A member of the legislature is a public servant for purposes of the Penal Code. Penal Code § 1.07(a)(30). Therefore, a legislator may not accept an "honorarium in consideration for" services that would not have been requested but for the legislator's official position or duties. Id. § 36.07(a). Payment in consideration for a speech is within the prohibition. See AttorneyGeneral Opinion MW-90 (1979) (equating the terms "honorarium" and "speaker's fee"). See generally Attorney General Opinion H-551 (1975) (whether legislators are prohibited from accepting certain honorariums under the Penal Code). Thus section 36.07(a) prohibits a member of the legislature, acting in his capacity as a member of the legislature, from accepting a speaker's fee.
The next question is whether a legislator may accept reimbursement for his expenses for travel and lodging in connection with such a speaking engagement. We note first that although subsection (b) of section 36.07 refers to subsection (b)(2) of section 305.025 of the Government Code, there is no such subsection.
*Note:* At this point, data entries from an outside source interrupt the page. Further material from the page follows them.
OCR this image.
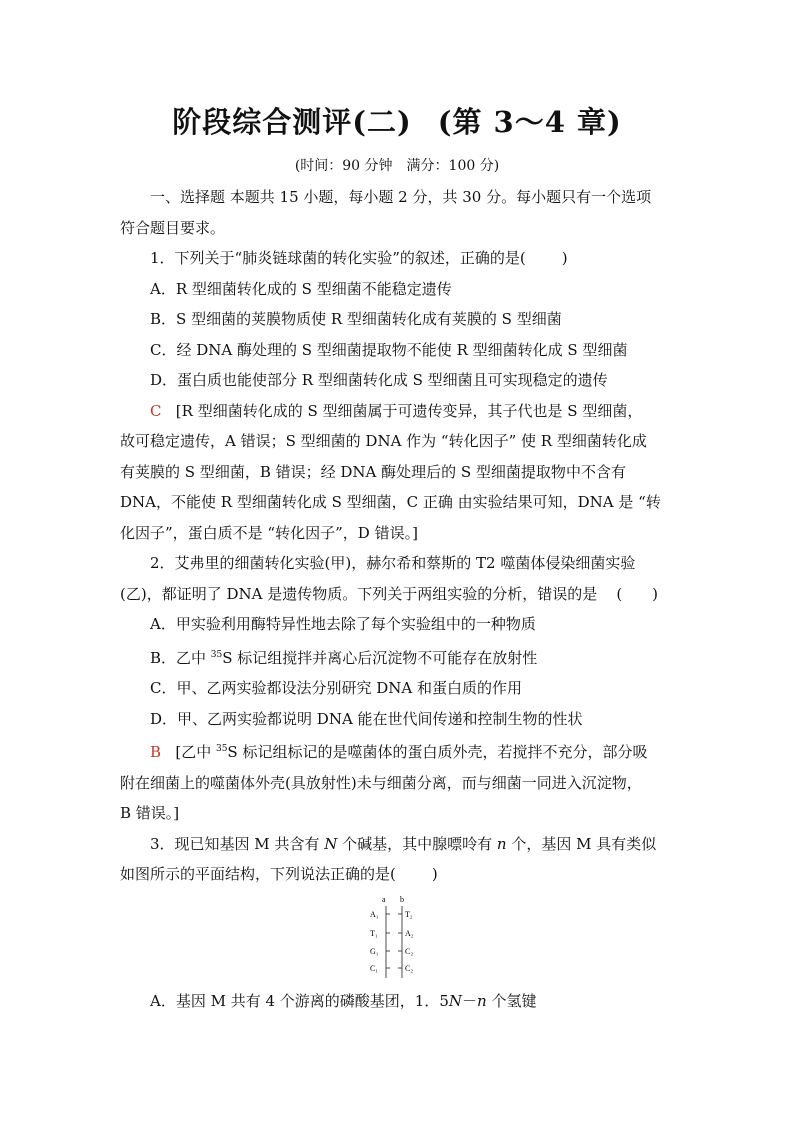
阶段综合测评(二) (第 3～4 章)
(时间：90 分钟　满分：100 分)

一、选择题 本题共 15 小题，每小题 2 分，共 30 分。每小题只有一个选项

符合题目要求。

1．下列关于“肺炎链球菌的转化实验”的叙述，正确的是( )

A．R 型细菌转化成的 S 型细菌不能稳定遗传

B．S 型细菌的荚膜物质使 R 型细菌转化成有荚膜的 S 型细菌

C．经 DNA 酶处理的 S 型细菌提取物不能使 R 型细菌转化成 S 型细菌

D．蛋白质也能使部分 R 型细菌转化成 S 型细菌且可实现稳定的遗传

C [R 型细菌转化成的 S 型细菌属于可遗传变异，其子代也是 S 型细菌，

故可稳定遗传，A 错误；S 型细菌的 DNA 作为 “转化因子” 使 R 型细菌转化成

有荚膜的 S 型细菌，B 错误；经 DNA 酶处理后的 S 型细菌提取物中不含有

DNA，不能使 R 型细菌转化成 S 型细菌，C 正确 由实验结果可知，DNA 是 “转

化因子”，蛋白质不是 “转化因子”，D 错误。]

2．艾弗里的细菌转化实验(甲)，赫尔希和蔡斯的 T2 噬菌体侵染细菌实验

(乙)，都证明了 DNA 是遗传物质。下列关于两组实验的分析，错误的是 (　　)

A．甲实验利用酶特异性地去除了每个实验组中的一种物质

B．乙中 $^{35}$S 标记组搅拌并离心后沉淀物不可能存在放射性

C．甲、乙两实验都设法分别研究 DNA 和蛋白质的作用

D．甲、乙两实验都说明 DNA 能在世代间传递和控制生物的性状

B [乙中 $^{35}$S 标记组标记的是噬菌体的蛋白质外壳，若搅拌不充分，部分吸

附在细菌上的噬菌体外壳(具放射性)未与细菌分离，而与细菌一同进入沉淀物，

B 错误。]

3．现已知基因 M 共含有 N 个碱基，其中腺嘌呤有 n 个，基因 M 具有类似

如图所示的平面结构，下列说法正确的是( )

a b
A₁	T₂
T₁	A₂
G₁	C₂
C₁	C₂

A．基因 M 共有 4 个游离的磷酸基团，1．5N－n 个氢键
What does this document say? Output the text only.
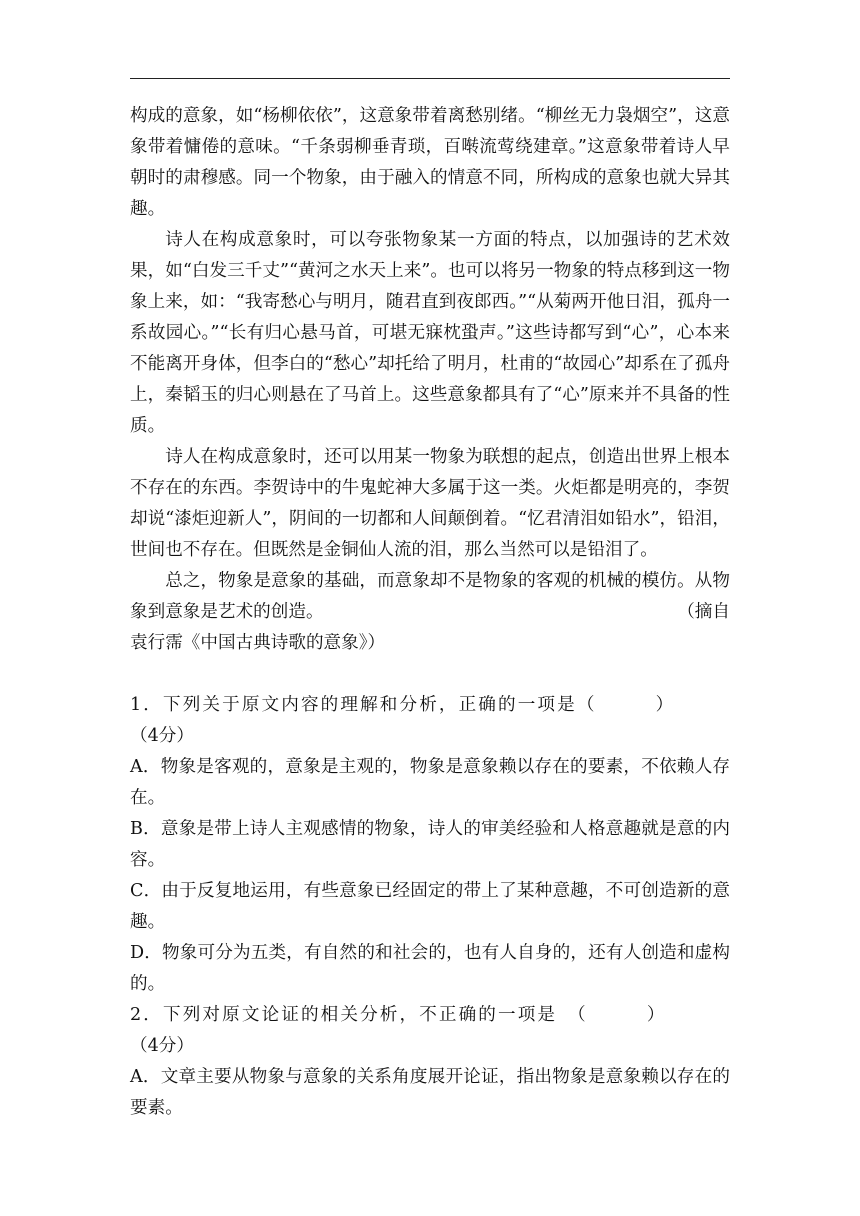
构成的意象，如“杨柳依依”，这意象带着离愁别绪。“柳丝无力袅烟空”，这意象带着慵倦的意味。“千条弱柳垂青琐，百啭流莺绕建章。”这意象带着诗人早朝时的肃穆感。同一个物象，由于融入的情意不同，所构成的意象也就大异其趣。

诗人在构成意象时，可以夸张物象某一方面的特点，以加强诗的艺术效果，如“白发三千丈”“黄河之水天上来”。也可以将另一物象的特点移到这一物象上来，如：“我寄愁心与明月，随君直到夜郎西。”“从菊两开他日泪，孤舟一系故园心。”“长有归心悬马首，可堪无寐枕蛩声。”这些诗都写到“心”，心本来不能离开身体，但李白的“愁心”却托给了明月，杜甫的“故园心”却系在了孤舟上，秦韬玉的归心则悬在了马首上。这些意象都具有了“心”原来并不具备的性质。

诗人在构成意象时，还可以用某一物象为联想的起点，创造出世界上根本不存在的东西。李贺诗中的牛鬼蛇神大多属于这一类。火炬都是明亮的，李贺却说“漆炬迎新人”，阴间的一切都和人间颠倒着。“忆君清泪如铅水”，铅泪，世间也不存在。但既然是金铜仙人流的泪，那么当然可以是铅泪了。

总之，物象是意象的基础，而意象却不是物象的客观的机械的模仿。从物象到意象是艺术的创造。	（摘自

袁行霈《中国古典诗歌的意象》）

1．下列关于原文内容的理解和分析，正确的一项是（　　　）

（4分）

A．物象是客观的，意象是主观的，物象是意象赖以存在的要素，不依赖人存在。

B．意象是带上诗人主观感情的物象，诗人的审美经验和人格意趣就是意的内容。

C．由于反复地运用，有些意象已经固定的带上了某种意趣，不可创造新的意趣。

D．物象可分为五类，有自然的和社会的，也有人自身的，还有人创造和虚构的。

2．下列对原文论证的相关分析，不正确的一项是　（　　　）

（4分）

A．文章主要从物象与意象的关系角度展开论证，指出物象是意象赖以存在的要素。
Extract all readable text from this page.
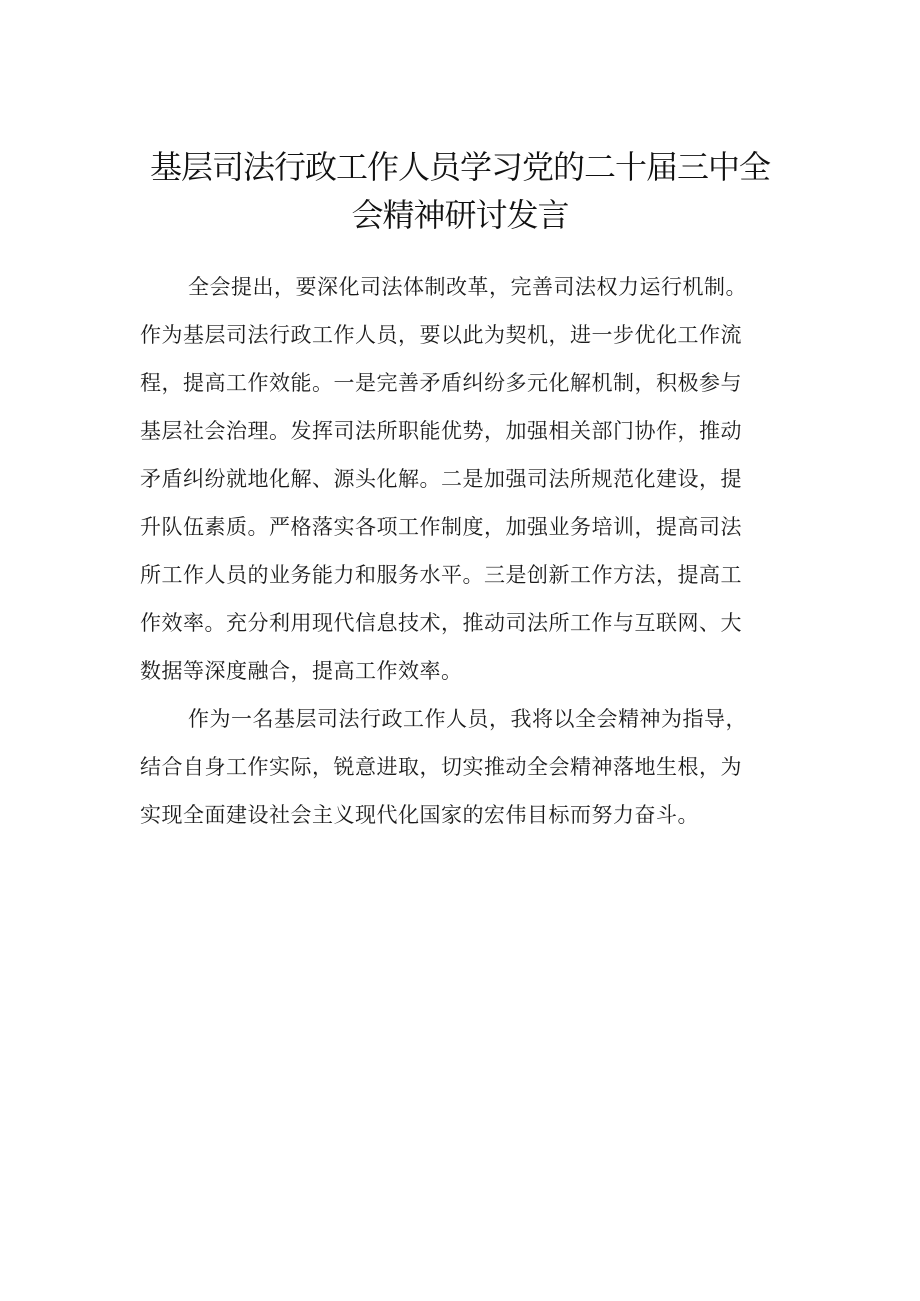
基层司法行政工作人员学习党的二十届三中全
会精神研讨发言
全会提出，要深化司法体制改革，完善司法权力运行机制。
作为基层司法行政工作人员，要以此为契机，进一步优化工作流
程，提高工作效能。一是完善矛盾纠纷多元化解机制，积极参与
基层社会治理。发挥司法所职能优势，加强相关部门协作，推动
矛盾纠纷就地化解、源头化解。二是加强司法所规范化建设，提
升队伍素质。严格落实各项工作制度，加强业务培训，提高司法
所工作人员的业务能力和服务水平。三是创新工作方法，提高工
作效率。充分利用现代信息技术，推动司法所工作与互联网、大
数据等深度融合，提高工作效率。
作为一名基层司法行政工作人员，我将以全会精神为指导，
结合自身工作实际，锐意进取，切实推动全会精神落地生根，为
实现全面建设社会主义现代化国家的宏伟目标而努力奋斗。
The subject matter makes clear that the reference was meant to be to subsection (4) of section 305.025. Thus, under the Penal Code, a legislator may accept expenditures for transportation and lodging if such expenditures are permitted by section 305.025(4) of the Government Code.
Section 305.024(a)(3) of the Government Code generally prohibits lobbyists from making expenditures for transportation and lodging. Subsection (4) of section 305.025 sets out an exception to that prohibition for
necessary expenditures for transportation and lodging provided in connection with a conference or similar event in which the member [of the executive or legislative branch] renders services, such as addressing an audience or engaging in a seminar, to the extent that those services are more than merely perfunctory.
Because the Penal Code allows a legislator to accept payment of expenditures permitted by that section of the lobby statute,1 a legislator may accept the direct provision of or reimbursement for expenses for transportation and lodging incurred in connection with a speaking engagement at a "conference or similar event."
The final question is whether a legislator may accept reimbursement for meals in connection with such an engagement. Section 36.07(b) of the Penal Code states that a legislatoris not prohibited from "accepting meals" in connection with such an engagement. We think this language permits not only the provision of meals but also the acceptance of reimbursement for actual expenses for meals.
A legislator may be required to report the acceptance of transportation, lodging, and meals in connection with a conference or similar event on his or her annual financial disclosure form. That form requires "identification of any person providing transportation, meals, or lodging expenses permitted under Section 36.07(b), Penal Code, and the amount of those expenses" unless the expenditures are required to be disclosed by a lobbyist. V.T.C.S. art. 6252-9b, § 4(c)(11). Under chapter 305 of the Government Code, lobbyists are required to disclose expenditures made to benefit legislators and other members of the legislative and executive branches. Therefore, if food, transportation, and lodging are provided to a legislator by a non-lobbyist, the legislator must disclose the value of these items and the names of the persons who provided them. If food, transportation, and lodging are provided by a lobbyist, the lobbyist must disclose this information.
A legislator may not accept a fee for a speaking engagement that would not have been requested but for the legislator's official position or duties. A legislator may accept reimbursement for transportation and lodging expenses incurred in connection with a speaking engagement at a conference or similar event. At such an event a legislator may accept meals or reimbursement for actual expenses for meals.
1 Technically, the only expenditures "permitted" by subsection (4) set out above are expenditures by lobbyists since section 305.025 is an exception to prohibitions that apply only to lobbyists. Standing alone, however, that subsection generally permits expenditures for transportation and lodging in connection with a conference or similar event. For purposes of section 36.07 of the Penal Code, we interpret the section to "permit" the described expenditures generally, not just by lobbyists, since it is unlikely that the legislature intended that lobbyists, but not non-lobbying groups, could pay the expenses a public servant incurs in connection with a conference or similar event. Any group or person paying the expenses of a public servant who is a member of the legislative or executive branch of state government should be aware, however, that payment of expenses made with an intent to influence legislation or administrative action may subject the payor to registration as a lobbyist under section 305.003(a)(1) of the Government Code.